Errington. The struggle over St. Edmund's College
grew more and more acute. There were high words in the Chapter,
where Monsignor Searle led the assault against the Provost, and
carried a resolution declaring that the Oblates of St. Charles
had intruded themselves illegally into the Seminary. The Cardinal
quashed the proceedings of the Chapter; whereupon, the Chapter
appealed to Rome. Dr. Errington, carried away by the fury of the
controversy, then appeared as the avowed opponent of the Provost
and the Cardinal. With his own hand he drew up a document
justifying the appeal of the Chapter to Rome by Canon Law and the
decrees of the Council of Trent.
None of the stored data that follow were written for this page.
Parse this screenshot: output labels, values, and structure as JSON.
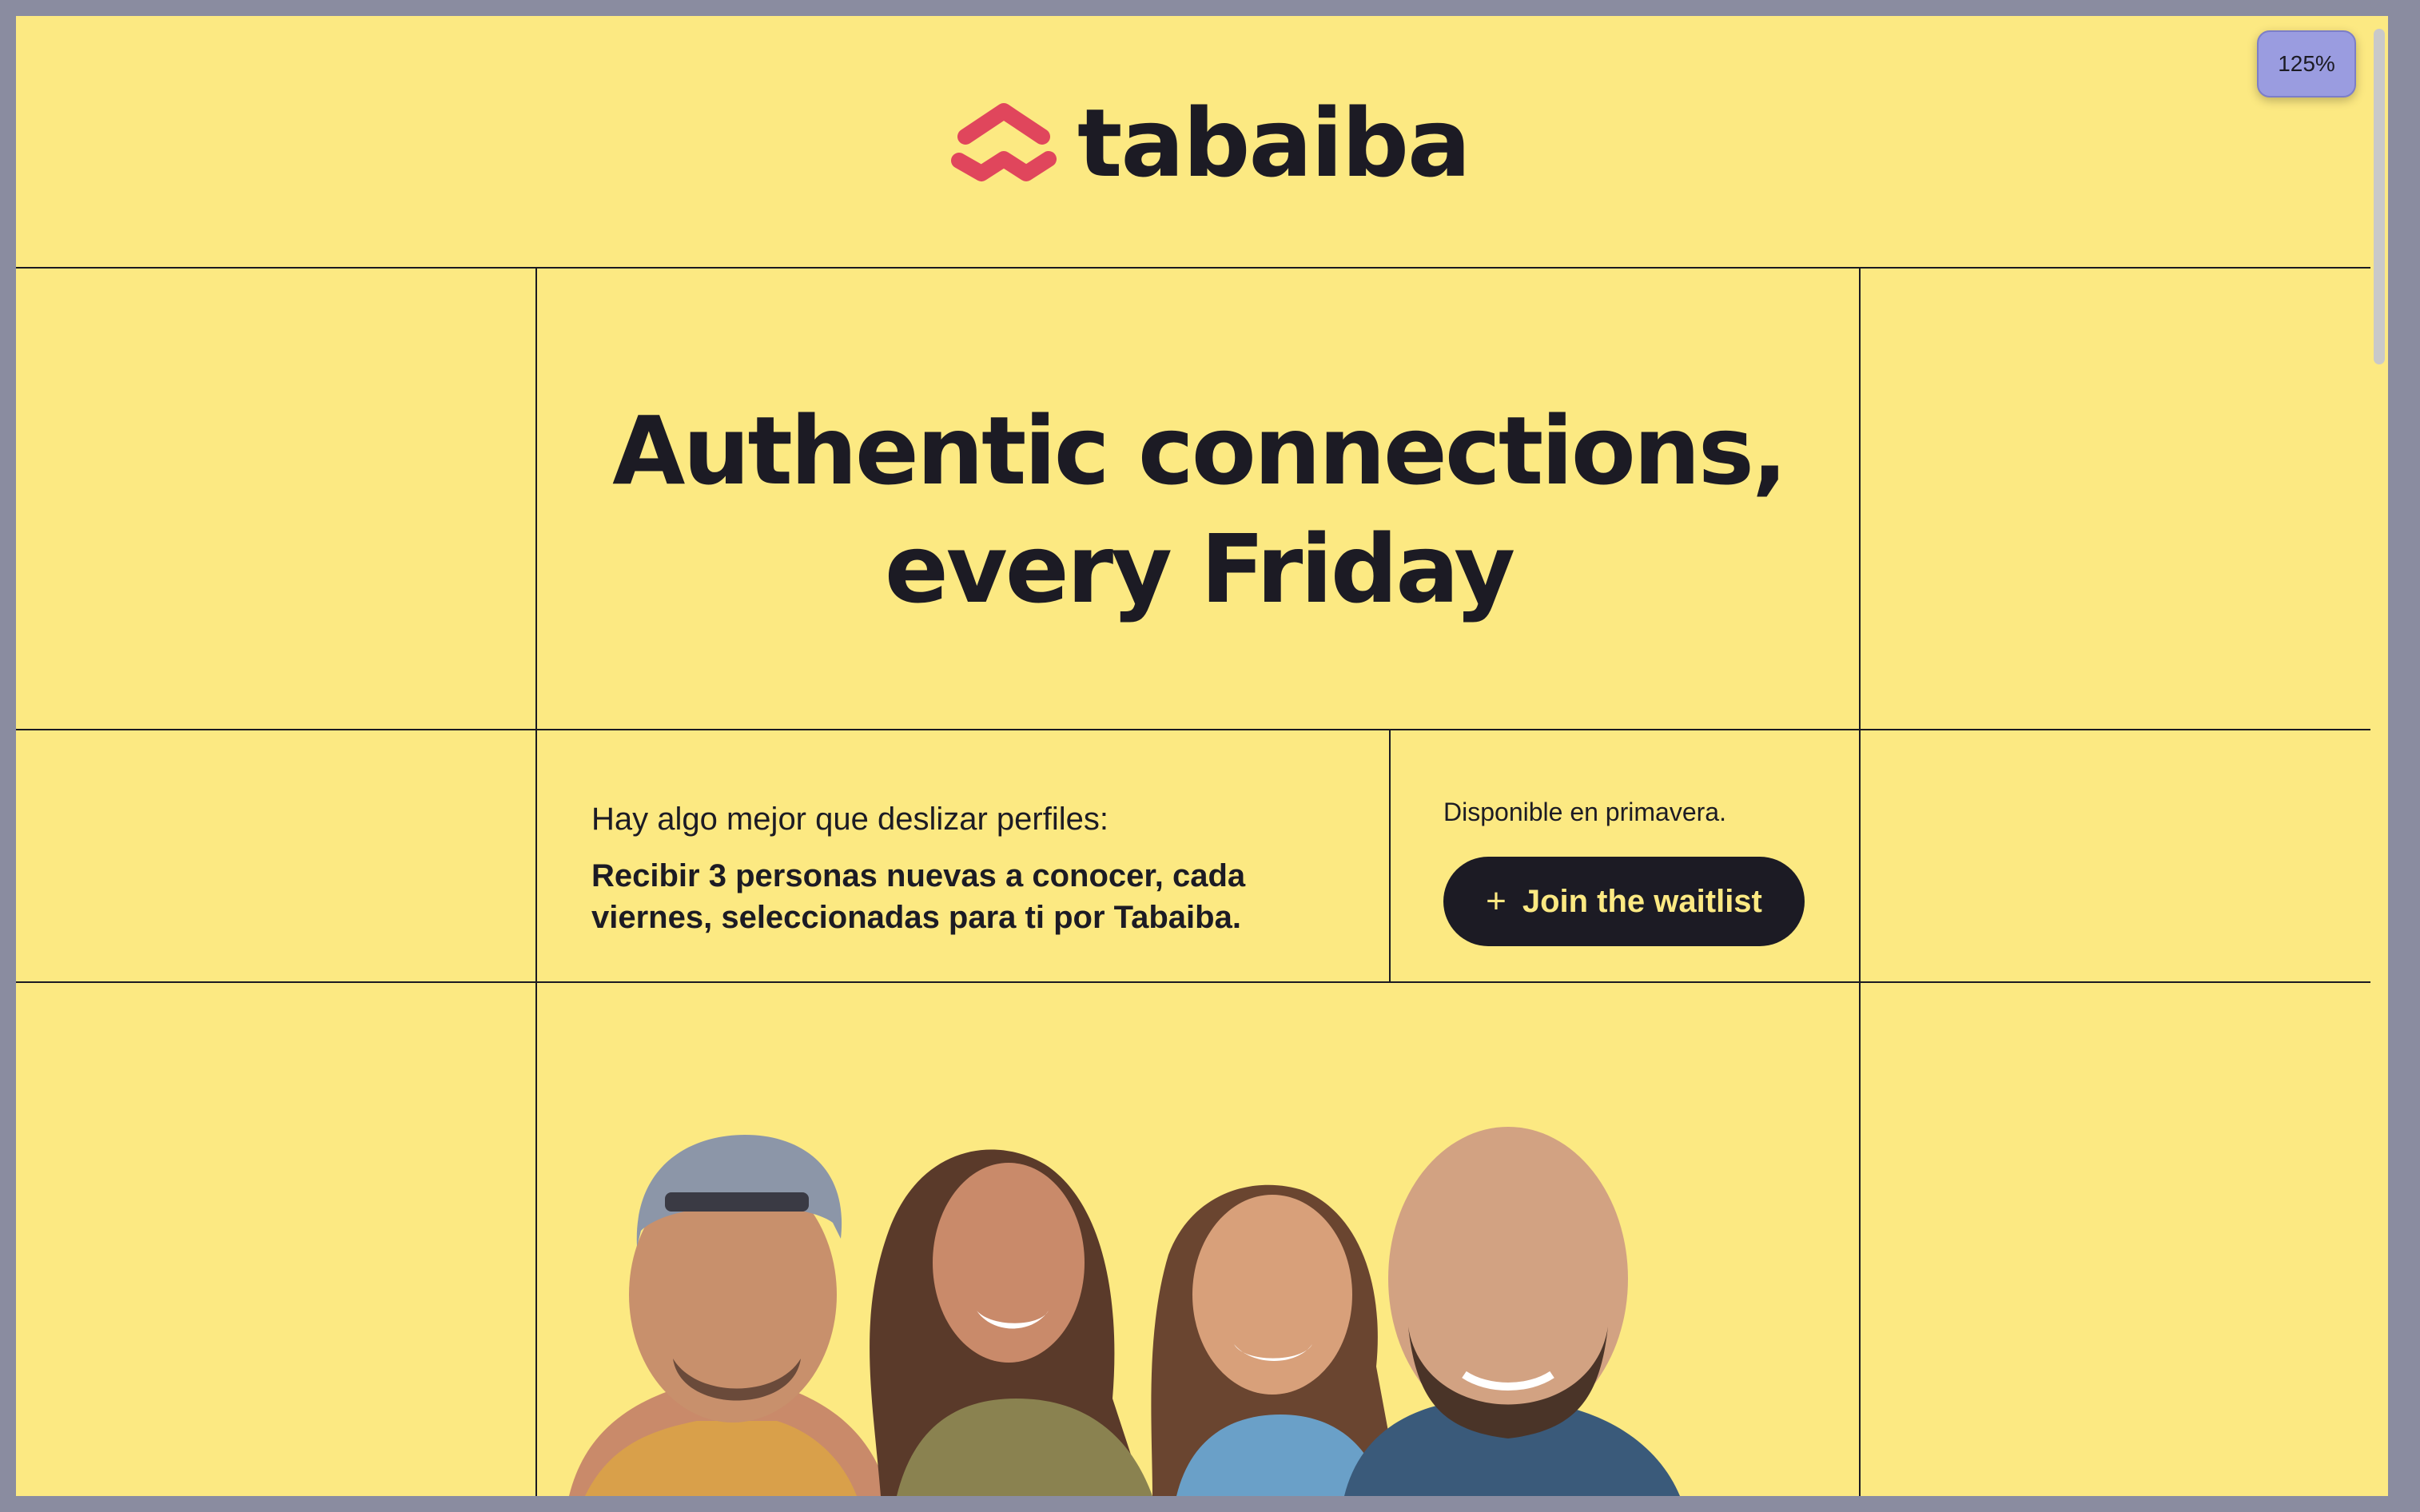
{
  "brand": {
    "name": "tabaiba",
    "logo_color": "#e0465c"
  },
  "hero": {
    "title_line1": "Authentic connections,",
    "title_line2": "every Friday"
  },
  "intro": {
    "lead": "Hay algo mejor que deslizar perfiles:",
    "body": "Recibir 3 personas nuevas a conocer, cada viernes, seleccionadas para ti por Tabaiba."
  },
  "signup": {
    "availability": "Disponible en primavera.",
    "button_icon": "plus-icon",
    "button_label": "Join the waitlist"
  },
  "browser": {
    "zoom_label": "125%"
  },
  "colors": {
    "background": "#fce982",
    "ink": "#1c1b24",
    "accent": "#e0465c"
  }
}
Wiseman was deeply pained: 'My
own coadjutor,' he exclaimed, 'is acting as solicitor against me
in a lawsuit.' There was a rush to Rome, where, for several
ensuing years, the hostile English parties were to wage a furious
battle in the antechambers of the Vatican. But the dispute over
the Oblates now sank into insignificance beside the rage of
contention which centred round a new and far more deadly
question; for the position of Dr. Errington himself was at stake.
The Cardinal, in spite of illness, indolence, and the ties of
friendship, had been brought at last to an extraordinary step--
he was petitioning the Pope for nothing less than the deprivation
and removal of the Archbishop of Trebizond.